Поднял фонарь над головой и долго, прищурив глаза, молча взирал на скитальца.
– Ну-у!
«На царева палача Малюту Скуратова, сказывают, пятидесятник схож. Лютый мужик. Младенца задушит – и оком не поведет», – пронеслось в голове Пахома.
– Не ведал, что снова свидеться с тобой придется. Думал, что князь тебя давно сказнил за дела черные.
– Рано хоронишь меня, Пахомка. Седни о тебе за упокой попы петь зачнут.
– Все под богом ходим, да токмо поскриплю еще на этом свете и волюшку повидаю.
– В тюрьму двери широки, а обратно узки, Пахомка. Молись богу да смерть примай.
– Не тебе, злодею, меня судить. Я человек княжий.
– Раньше бы князю на меня доносил. Топерь припоздал. Скажу князю, что ты его мерзкими словами хулил. Простит он меня за бродягу никчемного. Пошто ему мужик захудалый?
– Черная душа у тебя, Мамон. Десятки невинных людей загубил. Не простит тебе бог злодеяния, особливо за княжну юную.
У пятидесятника при последних словах узника затряслась борода. Он невольно оглянулся и зло прохрипел:
– Замолчи, сатана!

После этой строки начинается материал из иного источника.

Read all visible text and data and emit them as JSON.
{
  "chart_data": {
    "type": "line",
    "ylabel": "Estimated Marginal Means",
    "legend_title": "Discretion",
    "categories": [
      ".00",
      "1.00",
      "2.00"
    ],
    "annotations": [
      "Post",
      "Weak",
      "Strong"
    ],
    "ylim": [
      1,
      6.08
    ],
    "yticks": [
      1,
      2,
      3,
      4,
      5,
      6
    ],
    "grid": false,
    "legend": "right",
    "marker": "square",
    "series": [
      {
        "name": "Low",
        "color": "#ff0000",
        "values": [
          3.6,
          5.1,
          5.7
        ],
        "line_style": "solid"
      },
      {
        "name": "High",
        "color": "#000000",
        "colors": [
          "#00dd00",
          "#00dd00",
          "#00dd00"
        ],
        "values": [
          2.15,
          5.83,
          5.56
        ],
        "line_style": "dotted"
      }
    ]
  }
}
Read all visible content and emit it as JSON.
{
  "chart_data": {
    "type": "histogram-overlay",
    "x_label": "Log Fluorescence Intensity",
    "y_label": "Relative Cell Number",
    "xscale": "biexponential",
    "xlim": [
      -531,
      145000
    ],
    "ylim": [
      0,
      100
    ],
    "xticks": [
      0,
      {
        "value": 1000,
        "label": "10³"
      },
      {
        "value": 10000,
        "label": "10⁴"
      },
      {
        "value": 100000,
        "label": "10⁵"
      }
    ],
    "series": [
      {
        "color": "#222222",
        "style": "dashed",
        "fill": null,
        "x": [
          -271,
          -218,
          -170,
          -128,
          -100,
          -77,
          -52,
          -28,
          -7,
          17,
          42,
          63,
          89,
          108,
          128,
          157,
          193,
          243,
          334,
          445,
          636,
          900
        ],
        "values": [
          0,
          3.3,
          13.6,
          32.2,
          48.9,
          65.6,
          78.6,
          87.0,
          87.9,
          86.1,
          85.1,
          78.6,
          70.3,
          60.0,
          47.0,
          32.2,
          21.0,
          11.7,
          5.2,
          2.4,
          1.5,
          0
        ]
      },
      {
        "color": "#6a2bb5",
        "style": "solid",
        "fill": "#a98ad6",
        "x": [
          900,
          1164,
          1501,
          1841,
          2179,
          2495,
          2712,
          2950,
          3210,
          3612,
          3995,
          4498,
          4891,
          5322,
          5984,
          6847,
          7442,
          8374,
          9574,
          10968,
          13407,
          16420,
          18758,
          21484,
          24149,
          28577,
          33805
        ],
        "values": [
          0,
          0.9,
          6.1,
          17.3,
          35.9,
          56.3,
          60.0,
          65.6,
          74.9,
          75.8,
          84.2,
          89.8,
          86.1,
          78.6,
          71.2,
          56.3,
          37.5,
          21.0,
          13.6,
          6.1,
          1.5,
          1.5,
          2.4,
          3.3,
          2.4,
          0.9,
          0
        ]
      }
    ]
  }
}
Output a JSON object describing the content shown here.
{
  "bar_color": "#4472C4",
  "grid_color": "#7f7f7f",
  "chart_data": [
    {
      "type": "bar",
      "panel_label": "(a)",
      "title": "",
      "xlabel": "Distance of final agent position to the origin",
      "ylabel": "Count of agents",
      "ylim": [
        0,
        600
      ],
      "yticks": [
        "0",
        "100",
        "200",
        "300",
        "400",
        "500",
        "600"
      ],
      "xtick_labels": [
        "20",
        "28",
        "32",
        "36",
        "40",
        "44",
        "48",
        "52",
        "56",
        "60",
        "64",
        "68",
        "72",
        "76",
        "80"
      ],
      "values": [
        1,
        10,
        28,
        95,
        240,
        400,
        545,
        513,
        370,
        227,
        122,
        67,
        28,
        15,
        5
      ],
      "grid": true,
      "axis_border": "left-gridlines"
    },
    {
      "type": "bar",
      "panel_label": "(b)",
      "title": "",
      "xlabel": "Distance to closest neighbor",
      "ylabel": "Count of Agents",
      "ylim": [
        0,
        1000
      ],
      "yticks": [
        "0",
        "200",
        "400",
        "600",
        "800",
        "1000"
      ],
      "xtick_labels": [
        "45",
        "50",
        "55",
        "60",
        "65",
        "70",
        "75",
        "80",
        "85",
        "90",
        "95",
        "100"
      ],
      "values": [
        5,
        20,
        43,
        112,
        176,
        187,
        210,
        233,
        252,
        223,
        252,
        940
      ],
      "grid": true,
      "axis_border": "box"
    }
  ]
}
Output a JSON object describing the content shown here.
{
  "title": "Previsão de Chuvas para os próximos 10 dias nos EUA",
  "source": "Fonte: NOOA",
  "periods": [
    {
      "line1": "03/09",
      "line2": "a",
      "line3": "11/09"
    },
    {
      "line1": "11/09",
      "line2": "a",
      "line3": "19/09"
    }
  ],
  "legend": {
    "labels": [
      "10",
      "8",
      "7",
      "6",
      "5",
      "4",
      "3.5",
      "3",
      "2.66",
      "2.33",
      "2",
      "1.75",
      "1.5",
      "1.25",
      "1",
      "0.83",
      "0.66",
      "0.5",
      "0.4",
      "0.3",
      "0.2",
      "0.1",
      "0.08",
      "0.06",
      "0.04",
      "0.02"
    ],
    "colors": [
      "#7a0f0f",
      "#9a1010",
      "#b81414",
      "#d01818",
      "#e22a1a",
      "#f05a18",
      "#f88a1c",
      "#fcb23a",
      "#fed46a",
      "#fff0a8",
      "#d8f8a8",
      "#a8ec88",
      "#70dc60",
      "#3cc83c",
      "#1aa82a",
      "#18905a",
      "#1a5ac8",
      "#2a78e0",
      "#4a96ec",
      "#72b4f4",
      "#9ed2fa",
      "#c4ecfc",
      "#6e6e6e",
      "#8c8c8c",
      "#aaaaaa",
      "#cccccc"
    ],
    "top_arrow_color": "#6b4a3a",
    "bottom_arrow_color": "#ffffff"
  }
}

Прощайся с белым светом.
– Я смерти не боюсь. Много раз близко ее видел, когда с крымцами да ногаями 32в ратном поле бился. Да только и тебе нонче не жить.
– Мой век еще долгий, Пахомка.
Аверьянов сверкнул очами.
– Закинь гордыню, Мамон. О душегубстве твоем еще один божий человек ведает. Уговорились мы с ним: коли погибну от твоёй руки – потайные грамотки на княжьем столе будут.
Мамон отшатнулся, лицо его перекосилось, дрогнула рука с пистолем.
– Нешто столбцы те сохранились?
– Столбцы в ларце, а ларец и по сей день в заветном месте лежит. Хранит его божий человек.
Пятидесятник метнулся к скитальцу, схватил за горло.
– Кто-о-о? У ково грамотки, сатана?
– Смерть приму, но не выдам, – твердо сказал Пахом, отталкивая пятидесятника.